Filho de vítima de Battisti não descarta perdoar ex-militante

'O perdão poderá ocorrer diante de um arrependimento, ou se ele assumir sua responsabilidade', afirmou Alberto Torregiani

Estadão.com.br,

20 de janeiro de 2011 | 17h42

SÃO PAULO - Segundo nota divulgada nesta quinta-feira, 20, pela agência ANSA, o italiano Alberto Torregiani não descartou perdoar o ex-militante Cesare Battisti pela morte de seu pai, o joalheiro Pierluigi Torregiani.

 

De acordo com uma matéria publicada na versão impressa do jornal La Stampa, Alberto Torregiani falou, pela primeira vez, sobre "perdão", durante uma coletiva de imprensa realizada ontem em Estrasburgo com familiares das vítimas do grupo de extrema-esquerda Proletários Armados pelo Comunismo (PAC), do qual Battisti fazia parte.

 

"O perdão poderá ocorrer diante de um arrependimento, ou se ele assumir sua responsabilidade.

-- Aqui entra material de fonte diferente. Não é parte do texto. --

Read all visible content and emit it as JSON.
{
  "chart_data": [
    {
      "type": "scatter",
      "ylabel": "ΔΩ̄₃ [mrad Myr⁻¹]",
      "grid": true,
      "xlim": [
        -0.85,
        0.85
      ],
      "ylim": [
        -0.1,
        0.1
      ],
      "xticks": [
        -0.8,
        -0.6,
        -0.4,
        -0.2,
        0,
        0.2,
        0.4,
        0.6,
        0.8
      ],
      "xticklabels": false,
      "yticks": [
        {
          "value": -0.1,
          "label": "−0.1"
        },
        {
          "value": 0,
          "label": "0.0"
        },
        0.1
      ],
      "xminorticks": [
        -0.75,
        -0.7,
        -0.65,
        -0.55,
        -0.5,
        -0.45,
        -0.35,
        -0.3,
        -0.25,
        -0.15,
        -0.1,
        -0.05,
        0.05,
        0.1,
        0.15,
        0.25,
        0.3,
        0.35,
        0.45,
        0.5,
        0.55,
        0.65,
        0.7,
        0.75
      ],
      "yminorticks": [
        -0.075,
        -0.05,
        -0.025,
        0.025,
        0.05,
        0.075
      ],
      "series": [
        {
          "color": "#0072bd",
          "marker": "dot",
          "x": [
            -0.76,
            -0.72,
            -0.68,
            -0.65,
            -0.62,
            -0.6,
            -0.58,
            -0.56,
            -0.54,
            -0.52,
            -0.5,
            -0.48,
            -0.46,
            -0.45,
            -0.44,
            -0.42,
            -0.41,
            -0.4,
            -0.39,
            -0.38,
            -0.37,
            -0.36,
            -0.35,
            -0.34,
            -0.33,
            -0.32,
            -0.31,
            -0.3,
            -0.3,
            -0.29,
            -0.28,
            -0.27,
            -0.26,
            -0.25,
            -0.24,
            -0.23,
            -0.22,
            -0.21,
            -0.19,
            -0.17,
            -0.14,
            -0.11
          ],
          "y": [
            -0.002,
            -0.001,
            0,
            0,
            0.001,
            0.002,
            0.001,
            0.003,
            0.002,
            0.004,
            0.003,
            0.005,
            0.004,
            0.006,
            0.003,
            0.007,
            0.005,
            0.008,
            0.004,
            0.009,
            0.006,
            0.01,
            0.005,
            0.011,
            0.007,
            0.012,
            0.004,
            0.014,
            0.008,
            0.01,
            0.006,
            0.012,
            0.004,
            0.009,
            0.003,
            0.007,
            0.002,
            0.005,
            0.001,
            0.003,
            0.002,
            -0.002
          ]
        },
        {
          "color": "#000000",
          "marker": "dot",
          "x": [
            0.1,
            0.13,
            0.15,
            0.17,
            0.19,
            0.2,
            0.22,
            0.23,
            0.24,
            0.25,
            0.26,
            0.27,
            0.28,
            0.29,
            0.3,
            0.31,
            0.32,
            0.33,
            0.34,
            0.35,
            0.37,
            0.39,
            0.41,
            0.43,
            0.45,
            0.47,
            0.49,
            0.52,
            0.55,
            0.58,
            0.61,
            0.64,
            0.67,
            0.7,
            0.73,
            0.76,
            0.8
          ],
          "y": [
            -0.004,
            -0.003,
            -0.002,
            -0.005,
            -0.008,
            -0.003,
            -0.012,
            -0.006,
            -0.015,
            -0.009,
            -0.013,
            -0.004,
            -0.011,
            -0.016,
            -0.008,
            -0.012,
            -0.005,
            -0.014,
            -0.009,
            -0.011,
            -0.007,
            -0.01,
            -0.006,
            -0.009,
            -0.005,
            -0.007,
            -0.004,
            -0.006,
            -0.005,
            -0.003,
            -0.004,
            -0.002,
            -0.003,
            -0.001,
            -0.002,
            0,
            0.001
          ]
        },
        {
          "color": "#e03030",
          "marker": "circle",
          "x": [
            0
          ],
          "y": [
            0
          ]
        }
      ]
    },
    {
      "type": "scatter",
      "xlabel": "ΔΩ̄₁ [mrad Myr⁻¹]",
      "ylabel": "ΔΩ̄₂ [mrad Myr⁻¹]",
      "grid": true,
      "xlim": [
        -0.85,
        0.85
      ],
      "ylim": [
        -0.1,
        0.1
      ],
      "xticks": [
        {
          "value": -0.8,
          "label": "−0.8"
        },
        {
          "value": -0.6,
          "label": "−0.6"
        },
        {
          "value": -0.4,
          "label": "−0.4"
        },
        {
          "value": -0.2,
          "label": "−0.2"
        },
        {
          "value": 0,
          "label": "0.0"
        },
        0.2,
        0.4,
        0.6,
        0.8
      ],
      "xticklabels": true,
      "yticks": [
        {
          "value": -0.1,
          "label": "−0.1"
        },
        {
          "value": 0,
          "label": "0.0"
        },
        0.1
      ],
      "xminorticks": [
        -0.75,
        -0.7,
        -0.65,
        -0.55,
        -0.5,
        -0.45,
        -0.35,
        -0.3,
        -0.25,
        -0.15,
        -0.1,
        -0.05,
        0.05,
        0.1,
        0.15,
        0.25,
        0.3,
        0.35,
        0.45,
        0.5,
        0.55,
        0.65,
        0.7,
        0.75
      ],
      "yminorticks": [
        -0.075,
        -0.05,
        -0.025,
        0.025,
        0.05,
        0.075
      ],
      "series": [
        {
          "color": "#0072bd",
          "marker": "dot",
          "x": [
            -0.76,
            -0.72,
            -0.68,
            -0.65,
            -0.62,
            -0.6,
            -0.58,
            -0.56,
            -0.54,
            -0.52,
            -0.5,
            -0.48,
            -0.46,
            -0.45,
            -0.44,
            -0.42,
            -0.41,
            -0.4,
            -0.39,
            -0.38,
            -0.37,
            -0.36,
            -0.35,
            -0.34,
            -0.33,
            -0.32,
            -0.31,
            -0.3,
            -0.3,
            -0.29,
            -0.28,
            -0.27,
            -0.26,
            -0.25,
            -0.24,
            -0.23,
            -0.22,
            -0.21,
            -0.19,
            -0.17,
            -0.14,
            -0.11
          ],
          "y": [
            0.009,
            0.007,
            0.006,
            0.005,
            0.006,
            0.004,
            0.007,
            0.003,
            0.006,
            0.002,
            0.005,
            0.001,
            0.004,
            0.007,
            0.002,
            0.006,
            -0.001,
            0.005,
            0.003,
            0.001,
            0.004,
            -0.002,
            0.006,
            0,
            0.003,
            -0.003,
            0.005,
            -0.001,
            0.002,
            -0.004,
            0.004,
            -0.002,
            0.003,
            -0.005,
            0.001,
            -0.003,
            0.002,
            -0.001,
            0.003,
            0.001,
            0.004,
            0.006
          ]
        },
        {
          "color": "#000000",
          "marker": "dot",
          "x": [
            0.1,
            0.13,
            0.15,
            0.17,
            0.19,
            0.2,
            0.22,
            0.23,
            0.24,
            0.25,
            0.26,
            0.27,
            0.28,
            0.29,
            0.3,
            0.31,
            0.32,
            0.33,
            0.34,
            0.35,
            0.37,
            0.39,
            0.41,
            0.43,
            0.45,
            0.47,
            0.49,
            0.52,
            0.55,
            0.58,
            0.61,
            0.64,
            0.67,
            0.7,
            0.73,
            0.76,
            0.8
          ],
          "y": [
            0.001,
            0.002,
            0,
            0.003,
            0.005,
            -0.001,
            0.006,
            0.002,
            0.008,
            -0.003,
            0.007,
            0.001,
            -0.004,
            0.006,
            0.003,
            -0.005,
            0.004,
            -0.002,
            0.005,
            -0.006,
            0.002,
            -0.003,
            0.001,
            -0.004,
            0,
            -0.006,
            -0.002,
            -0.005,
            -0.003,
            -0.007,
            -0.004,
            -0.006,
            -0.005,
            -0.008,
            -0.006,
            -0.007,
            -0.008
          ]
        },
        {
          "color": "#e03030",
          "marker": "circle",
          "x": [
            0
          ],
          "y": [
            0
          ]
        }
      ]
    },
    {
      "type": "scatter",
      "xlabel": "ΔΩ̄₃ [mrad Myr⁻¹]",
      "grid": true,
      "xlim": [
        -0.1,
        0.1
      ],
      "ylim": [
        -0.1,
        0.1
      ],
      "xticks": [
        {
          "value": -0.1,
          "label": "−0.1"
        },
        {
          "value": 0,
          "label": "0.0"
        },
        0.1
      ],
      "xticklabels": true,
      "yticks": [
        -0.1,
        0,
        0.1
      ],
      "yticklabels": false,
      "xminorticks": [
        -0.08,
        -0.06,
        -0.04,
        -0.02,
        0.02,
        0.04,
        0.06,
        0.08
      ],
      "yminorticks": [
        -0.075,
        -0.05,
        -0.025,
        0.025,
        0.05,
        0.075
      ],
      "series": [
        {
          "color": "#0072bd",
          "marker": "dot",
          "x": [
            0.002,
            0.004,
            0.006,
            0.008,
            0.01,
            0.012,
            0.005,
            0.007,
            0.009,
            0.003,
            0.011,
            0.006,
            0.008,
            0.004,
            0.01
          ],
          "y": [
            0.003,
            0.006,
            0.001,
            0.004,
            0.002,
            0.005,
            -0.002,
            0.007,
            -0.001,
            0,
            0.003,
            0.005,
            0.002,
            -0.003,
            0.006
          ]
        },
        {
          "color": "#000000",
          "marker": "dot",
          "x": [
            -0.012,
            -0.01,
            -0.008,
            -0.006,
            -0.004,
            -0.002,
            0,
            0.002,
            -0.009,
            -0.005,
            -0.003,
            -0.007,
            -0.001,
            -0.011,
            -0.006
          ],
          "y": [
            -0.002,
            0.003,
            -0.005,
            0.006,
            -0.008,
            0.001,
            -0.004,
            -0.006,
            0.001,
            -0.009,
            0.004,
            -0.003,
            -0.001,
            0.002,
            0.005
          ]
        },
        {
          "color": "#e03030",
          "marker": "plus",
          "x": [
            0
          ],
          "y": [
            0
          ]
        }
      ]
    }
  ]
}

É possível, mas requer a aceitação da pena, pois não é um bônus pela carnificina", declarou Torregiani.

 

O La Stampa definiu como "estranha" a declaração do filho de Pierluigi, assim como a coletiva de imprensa, que tinha o objetivo de apresentar o caso de Battisti aos membros do Parlamento Europeu, que votam hoje uma resolução que pede a extradição do ex-militante.

 

O texto diz ainda que "alguma coisa acontece também no país sul-americanos [Brasil]", onde o senador Eduardo Suplicy (PT-SP) declarou à ANSA que estaria disposto a pedir para os familiares das vítimas se "encontrarem com Cesare" caso venham ao país.

 

Torregiani, por sua parte, afirmou que, se o grupo viajar ao Brasil, "não será para falar com ele, mas sim, com o povo brasileiro".

 

A resolução votada hoje pelo Parlamento Europeu pede para o Brasil "exercitar o direito/dever" de extraditar Battisti, "procurando cumprir de modo correto a interpretação do tratado bilateral" com a Itália.

 

O texto também pede para as autoridades italianas "conduzirem o diálogo político" de maneira que garanta os "princípios fundadores da União Europeia (UE)", a justiça e os Direitos Humanos.

 

Cesare Battisti é condenado à prisão perpétua na Itália por quatro assassinatos cometidos na década de 1970, quando integrava o PAC. Um desses crimes é o assassinato de Pierluigi Torregiani em 1979, em Milão.

 

No dia 31 de dezembro, o ex-presidente Luiz Inácio Lula da Silva resolveu acatar o parecer da Advocacia-Geral da União (AGU) e manter o italiano no Brasil.

 

A decisão de Lula foi baseada na sentença do Supremo Tribunal Federal (STF), que em 2009 definiu que a palavra final sobre a extradição de Battisti caberia ao chefe do Executivo.